Which brings me to my next favorite time of the day....the 4:00 "witching" hour. This is when child #1 gets home from kindergarten, solely intent on torturing child #2, his younger sister and arch nemesis. I then have to put on my "mediator-interventionist-referee" cap, all while trying to get child #1 to do his homework, and play short order cook and determine what should be on the menu that both children will eat (which never ends up working out in my favor). Everyone is tired and cranky at this point, myself included, but I would be considered a terrible mother to threaten to run away from home.....right?
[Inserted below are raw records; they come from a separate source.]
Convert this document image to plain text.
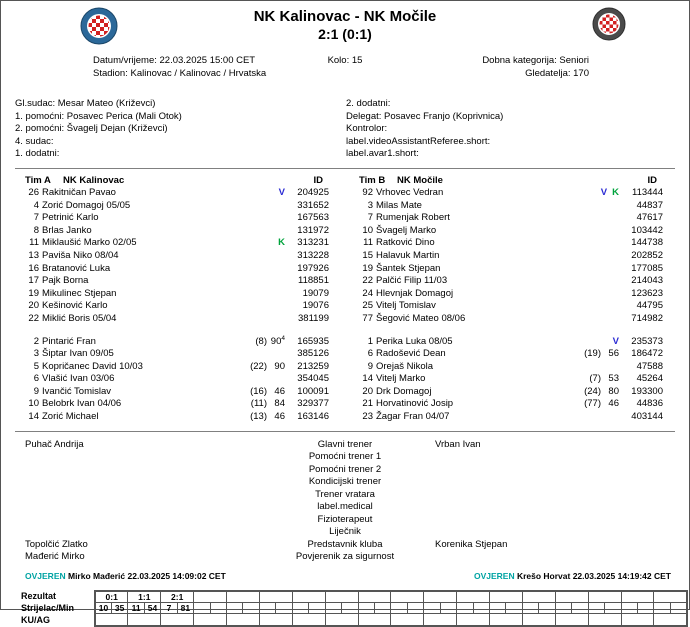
NK Kalinovac - NK Močile
2:1 (0:1)
Datum/vrijeme: 22.03.2025 15:00 CET
Stadion: Kalinovac / Kalinovac / Hrvatska
Kolo: 15	Dobna kategorija: Seniori
Gledatelja: 170
Gl.sudac: Mesar Mateo (Križevci)
1. pomoćni: Posavec Perica (Mali Otok)
2. pomoćni: Švagelj Dejan (Križevci)
4. sudac:
1. dodatni:
2. dodatni:
Delegat: Posavec Franjo (Koprivnica)
Kontrolor:
label.videoAssistantReferee.short:
label.avar1.short:
Tim A	NK Kalinovac	ID
26 Rakitničan Pavao	V	204925
4 Zorić Domagoj 05/05	331652
7 Petrinić Karlo	167563
8 Brlas Janko	131972
11 Miklaušić Marko 02/05	K	313231
13 Paviša Niko 08/04	313228
16 Bratanović Luka	197926
17 Pajk Borna	118851
19 Mikulinec Stjepan	19079
20 Kešinović Karlo	19076
22 Miklić Boris 05/04	381199
2 Pintarić Fran	(8) $90^4$	165935
3 Šiptar Ivan 09/05	385126
5 Kopričanec David 10/03	(22) 90	213259
6 Vlašić Ivan 03/06	354045
9 Ivančić Tomislav	(16) 46	100091
10 Belobrk Ivan 04/06	(11) 84	329377
14 Zorić Michael	(13) 46	163146
Tim B	NK Močile	ID
92 Vrhovec Vedran	V K	113444
3 Milas Mate	44837
7 Rumenjak Robert	47617
10 Švagelj Marko	103442
11 Ratković Dino	144738
15 Halavuk Martin	202852
19 Šantek Stjepan	177085
22 Palčić Filip 11/03	214043
24 Hlevnjak Domagoj	123623
25 Vitelj Tomislav	44795
77 Šegović Mateo 08/06	714982
1 Perika Luka 08/05	V	235373
6 Radošević Dean	(19) 56	186472
9 Orejaš Nikola	47588
14 Vitelj Marko	(7) 53	45264
20 Drk Domagoj	(24) 80	193300
21 Horvatinović Josip	(77) 46	44836
23 Žagar Fran 04/07	403144
Puhač Andrija	Glavni trener	Vrban Ivan
Pomoćni trener 1
Pomoćni trener 2
Kondicijski trener
Trener vratara
label.medical
Fizioterapeut
Liječnik
Topolčić Zlatko	Predstavnik kluba	Korenika Stjepan
Mađerić Mirko	Povjerenik za sigurnost
OVJEREN Mirko Mađerić 22.03.2025 14:09:02 CET	OVJEREN Krešo Horvat 22.03.2025 14:19:42 CET
Rezultat
Strijelac/Min
KU/AG
0:1		1:1		2:1																															
10	35	11	54	7	81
Don't even get me started on the days all household chores - cleaning, cooking, bill paying, Facebook & e-mail checking - have to be performed 'one-handed' because I have a toddler surgically attached to my hip.
Thankfully, I have a wonderful husband who realizes that I am NO Domestic Goddess, Martha Stewart, or Carol Brady. If we're all alive at the end of the day, I feel like we've come out ahead.